Keywords: Neural Network, Chlorophyll-a, Suspended Solid, Back propagation, CASI.
Abstract
Two important parameters for monitoring water quality of inland water bodies are the concentrations of Chlorophyll a (Chl.a) and Suspended Sediment (SS) in the surface water. Due to the optically complex nature of inland water with high turbidity and dissolved organic matter this task becomes quite difficult in comparison to Case-I water. Neural Network have proven its ability successfully in modeling a variety of geophysical transfer function. A Back-Propagation Neural Network (BPNN) model with one hidden layer is employed for modeling the transfer function between the chlorophyll a and sediment concentrations and in situ upward reflectance radiance taken with a spectro-radiometer at the Lake Kasumi Gaura of Japan. The inputs to the network model are the in-situ upward radiance taken all over the Lake Kasumi Gaura and the outputs are the concentrations of Chl.a and SS. The trained and validated model is used to get the spatial distribution of Chl.a and sediment concentrations at the lake Kasumi Gaura using CASI(Compact Airborne Spectrographic Imager) imagery. The Neural Network model was able to model the transfer function to a much higher accuracy than multiple regression analysis. In case of Chl.a estimation, the RMS error for the neural network was 8.29mg/l, whereas the same for regression analysis were 26.498.29mg/l.. However, in case of estimation of SS by regression RMS errors was 3.94mg/l, whereas by Neural Network RMS error came out to be 2.90mg/l..
1. Introduction
Lake Kasumi Gaura is the second largest lake in Japan located about 60 km northeast of Tokyo.. It is a monomictic lake with average depth of about 4 m.. It faces acute problems of eutrophication and heavy sedimentation every year. The lake houses several important cities/towns around its bank which effect or are being effected by the water quality of the same. Keeping in view this very important fact and other, it becomes necessary to parameterize and estimate the water quality parameters as accurately as possible for effective and correct investigation of the present situation and possible solutions. The main factors effecting the water quality of lakes include the concentrations of Chlorophyll-a(Chl.a) and Suspended Solid(SS). This study tries to find a way to effectively estimate these two water quality parameters in the Lake Kasumi Gaura. Present day remote sensing makes it possible to monitor the Chl.a and SS concentration in wide spatial scale. Oki(1997) have developed spatial concentration maps for Chl.a and SS in Lake Kasumi Gaura using Landsat-TM and regression analysis. The authors believed that, conventional techniques like regression can not model the transfer function effectively in complex waters. The study is a result to eliminate this very drawback.

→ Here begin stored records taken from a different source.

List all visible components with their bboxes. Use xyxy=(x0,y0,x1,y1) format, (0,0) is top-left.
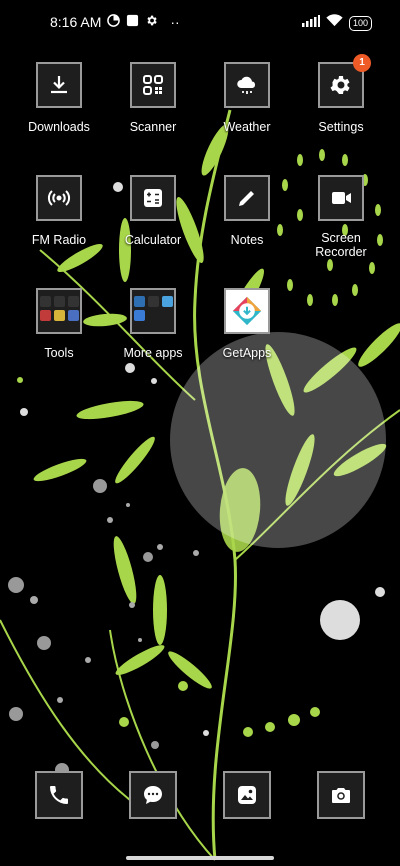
gear-icon: 1 xyxy=(318,54,371,108)
mini-app-icon xyxy=(67,296,79,307)
app-label: Screen Recorder xyxy=(315,231,367,259)
notification-badge: 1 xyxy=(353,54,371,72)
app-scanner[interactable]: Scanner xyxy=(108,62,198,134)
phone-icon xyxy=(35,771,83,819)
qr-code-icon xyxy=(130,62,176,108)
download-icon xyxy=(36,62,82,108)
pencil-icon xyxy=(224,175,270,221)
mini-app-icon xyxy=(53,310,65,321)
gear-icon xyxy=(145,14,158,30)
folder-icon xyxy=(130,288,176,334)
app-label: Downloads xyxy=(28,120,90,134)
more-icon: ·· xyxy=(170,14,180,30)
app-downloads[interactable]: Downloads xyxy=(14,62,104,134)
dock-camera[interactable] xyxy=(296,771,386,819)
home-indicator[interactable] xyxy=(126,856,274,860)
status-bar: 8:16 AM ·· 100 xyxy=(0,0,400,44)
mini-app-icon xyxy=(67,310,79,321)
app-screen-recorder[interactable]: Screen Recorder xyxy=(296,175,386,259)
app-label: Notes xyxy=(230,233,264,247)
cloud-rain-icon xyxy=(224,62,270,108)
dock-messages[interactable] xyxy=(108,771,198,819)
app-label: Scanner xyxy=(129,120,177,134)
folder-more-apps[interactable]: More apps xyxy=(108,288,198,360)
square-icon xyxy=(126,14,139,30)
mini-app-icon xyxy=(161,296,173,307)
app-label: Weather xyxy=(223,120,271,134)
mini-app-icon xyxy=(147,296,159,307)
folder-label: Tools xyxy=(44,346,74,360)
dock-gallery[interactable] xyxy=(202,771,292,819)
folder-icon xyxy=(36,288,82,334)
app-weather[interactable]: Weather xyxy=(202,62,292,134)
folder-tools[interactable]: Tools xyxy=(14,288,104,360)
folder-label: More apps xyxy=(123,346,183,360)
app-notes[interactable]: Notes xyxy=(202,175,292,247)
app-label: Calculator xyxy=(124,233,182,247)
app-fm-radio[interactable]: FM Radio xyxy=(14,175,104,247)
battery-indicator: 100 xyxy=(348,15,372,31)
app-label: GetApps xyxy=(222,346,272,360)
app-getapps[interactable]: GetApps xyxy=(202,288,292,360)
mini-app-icon xyxy=(39,296,51,307)
chat-icon xyxy=(129,771,177,819)
app-settings[interactable]: 1 Settings xyxy=(296,54,386,134)
status-time: 8:16 AM xyxy=(50,14,102,30)
data-saver-icon xyxy=(107,14,121,30)
getapps-icon xyxy=(224,288,270,334)
gallery-icon xyxy=(223,771,271,819)
app-label: FM Radio xyxy=(31,233,87,247)
wifi-icon xyxy=(326,14,343,32)
video-camera-icon xyxy=(318,175,364,221)
app-calculator[interactable]: Calculator xyxy=(108,175,198,247)
mini-app-icon xyxy=(133,296,145,307)
mini-app-icon xyxy=(133,310,145,321)
camera-icon xyxy=(317,771,365,819)
mini-app-icon xyxy=(39,310,51,321)
dock-phone[interactable] xyxy=(14,771,104,819)
calculator-icon xyxy=(130,175,176,221)
app-label: Settings xyxy=(318,120,364,134)
radio-icon xyxy=(36,175,82,221)
mini-app-icon xyxy=(53,296,65,307)
signal-icon xyxy=(301,14,320,32)
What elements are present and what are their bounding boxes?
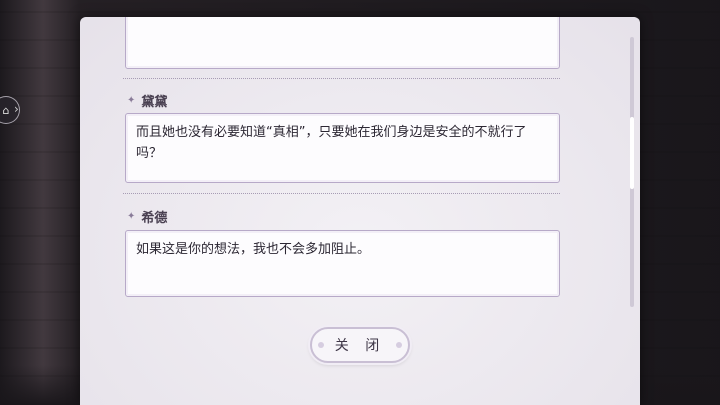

This study employs Neural Networks (NN) as a tool for effectively model the transfer function of Chlorophyll and Suspended Solid in the water of Lake Kasumi Gaura. The model is then is used in CASI image taken at the lake to get the picture of Chl.a and SS distribution.
2. In Situ Data
Water Quality samples for concentrations of Chl.a and SS were collected in the waters of Lake Kasumi Gaura by Oki(1997) for a total of 29 locations spread over the lake. Out of these 29 data set, data for 20 locations were collected on 10th Sept., 1993, 6 locations were collected on 22nd of April, 1994 and the data at remaining 3 locations were collected on 5th of September, 1996, coinciding with the CASI flight over the lake. Measurements of water leaving radiance reflectance at the water surface were also done at all the 29 locations with a spectro-radiometer.